I started to write this evening with the intention of talking about telling my story via this blog.  I tend to wander off task.  My fingers take off as if they have some mission that I don’t know about.  Maybe they do.

I think I’ve mentioned this before, or at least alluded to it.  Writing regularly (more or less) has given me a voice that I never knew I had.  What my divorce took away from me, my writing has given back.  I have regained a sense of who I am.  I never completely lost my sense of humor but it’s with me now stronger than ever.  I love art.  I love music.  I can pursue any and all interests as I see fit.  I love that you are reading my blog and I thank you for that.  Life is good.  (So it says on my many t-shirts.)

Emerge and fly.

 

Love this picture.
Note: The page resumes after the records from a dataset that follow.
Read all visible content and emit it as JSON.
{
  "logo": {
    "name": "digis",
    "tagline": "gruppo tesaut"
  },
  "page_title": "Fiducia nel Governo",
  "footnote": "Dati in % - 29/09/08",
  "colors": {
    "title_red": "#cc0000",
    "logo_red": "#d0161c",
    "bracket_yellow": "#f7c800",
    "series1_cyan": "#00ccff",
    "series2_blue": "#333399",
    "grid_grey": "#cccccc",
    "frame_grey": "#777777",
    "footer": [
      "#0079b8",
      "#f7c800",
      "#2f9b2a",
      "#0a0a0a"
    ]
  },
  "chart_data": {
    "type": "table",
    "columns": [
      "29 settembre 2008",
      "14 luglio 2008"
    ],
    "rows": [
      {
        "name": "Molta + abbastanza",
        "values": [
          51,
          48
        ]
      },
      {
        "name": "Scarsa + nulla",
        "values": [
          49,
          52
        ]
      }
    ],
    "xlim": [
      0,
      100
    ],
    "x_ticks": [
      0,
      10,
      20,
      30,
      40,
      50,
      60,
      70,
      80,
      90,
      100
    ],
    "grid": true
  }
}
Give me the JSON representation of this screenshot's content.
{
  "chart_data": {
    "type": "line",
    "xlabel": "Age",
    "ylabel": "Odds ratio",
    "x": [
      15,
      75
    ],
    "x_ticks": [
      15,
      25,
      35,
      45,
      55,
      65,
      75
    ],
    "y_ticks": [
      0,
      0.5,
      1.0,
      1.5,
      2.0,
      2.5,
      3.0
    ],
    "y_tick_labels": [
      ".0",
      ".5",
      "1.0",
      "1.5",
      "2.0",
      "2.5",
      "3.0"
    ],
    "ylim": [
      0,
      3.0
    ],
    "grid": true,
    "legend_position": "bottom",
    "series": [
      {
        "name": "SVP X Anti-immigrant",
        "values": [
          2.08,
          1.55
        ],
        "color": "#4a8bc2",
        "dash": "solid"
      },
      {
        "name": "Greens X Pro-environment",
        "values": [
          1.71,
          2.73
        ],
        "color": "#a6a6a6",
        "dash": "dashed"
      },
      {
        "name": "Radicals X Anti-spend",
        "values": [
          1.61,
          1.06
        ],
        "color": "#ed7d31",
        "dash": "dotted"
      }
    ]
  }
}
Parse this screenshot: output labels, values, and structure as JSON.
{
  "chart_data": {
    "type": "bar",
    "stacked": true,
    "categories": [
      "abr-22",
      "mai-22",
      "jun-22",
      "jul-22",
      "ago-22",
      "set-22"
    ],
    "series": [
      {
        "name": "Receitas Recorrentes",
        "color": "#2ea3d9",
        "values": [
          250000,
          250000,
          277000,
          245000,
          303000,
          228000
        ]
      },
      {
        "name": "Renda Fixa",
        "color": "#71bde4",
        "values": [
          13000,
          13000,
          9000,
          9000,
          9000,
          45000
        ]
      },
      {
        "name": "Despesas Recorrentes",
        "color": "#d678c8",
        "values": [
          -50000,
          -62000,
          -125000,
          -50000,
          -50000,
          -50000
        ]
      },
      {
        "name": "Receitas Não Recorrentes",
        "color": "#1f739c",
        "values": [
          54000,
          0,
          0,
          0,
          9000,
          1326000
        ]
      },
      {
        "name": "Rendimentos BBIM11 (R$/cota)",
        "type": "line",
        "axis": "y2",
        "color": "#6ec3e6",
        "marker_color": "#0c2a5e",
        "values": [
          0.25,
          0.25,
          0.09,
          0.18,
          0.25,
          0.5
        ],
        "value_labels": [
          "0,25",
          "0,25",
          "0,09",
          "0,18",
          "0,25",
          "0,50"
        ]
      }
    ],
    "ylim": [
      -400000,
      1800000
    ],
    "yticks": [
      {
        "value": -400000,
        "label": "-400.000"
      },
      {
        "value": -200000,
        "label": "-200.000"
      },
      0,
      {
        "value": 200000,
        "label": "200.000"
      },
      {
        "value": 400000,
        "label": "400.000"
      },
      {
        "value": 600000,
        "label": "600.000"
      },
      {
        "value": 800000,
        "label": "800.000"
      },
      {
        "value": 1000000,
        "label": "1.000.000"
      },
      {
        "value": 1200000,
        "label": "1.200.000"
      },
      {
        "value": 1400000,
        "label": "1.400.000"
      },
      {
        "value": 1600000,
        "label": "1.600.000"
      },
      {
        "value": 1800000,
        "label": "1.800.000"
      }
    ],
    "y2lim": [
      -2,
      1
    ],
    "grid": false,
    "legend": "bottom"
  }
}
It hangs in my laundry room.

 


“And the day came when the risk to remain tight in a bud was more painful than the risk it took to blossom.”              —
Anais Nin

Sometimes I get so comfortable in my misery that I won’t make the effort to get out of it and move on.  I wrap myself up in my cozy little cocoon and try to ignore the butterfly that needs to get out and fly.  Fortunately my butterfly gets restless and starts to squirm and won’t allow me to hibernate indefinitely.  I think that’s a special gift which I’ve done nothing to earn.  I watched my mother isolate herself and I know I don’t want to follow her example.  Now my mom had many good qualities I would like to emulate.  I think I have her smile, one of the things I loved most about her.  I always knew that she loved me no matter what.  I hope I have conveyed that notion to my own daughters.  It is certainly how I feel.  Mom was generous to a fault to everyone regardless of social status, race, or any other measure I might think of.  But I will take great care not to isolate from society, family and friends the way she did.

I remember when I told my mom that D and I had separated.  I had put off telling her because she had a degree of dementia by then and I didn’t know what I would be getting in to.  How could I have doubted her and her loyalty to me?  When I told her we were separated and why, she went immediately into “mother mode” and vowed that she hoped never to see him again.  And if she did she would give him a piece of her mind.  She talked and talked (part of the dementia, I think) about how she had liked and trusted him.

Shortly before Mom died in the nursing center, she asked me about D and whether I ever talked with him.  I told her I did not.  She said, “You know, I always liked him.”  She stayed true to herself and her inability to hold a grudge right to the end.  Not a bad legacy to leave a daughter.  Love you, Mom.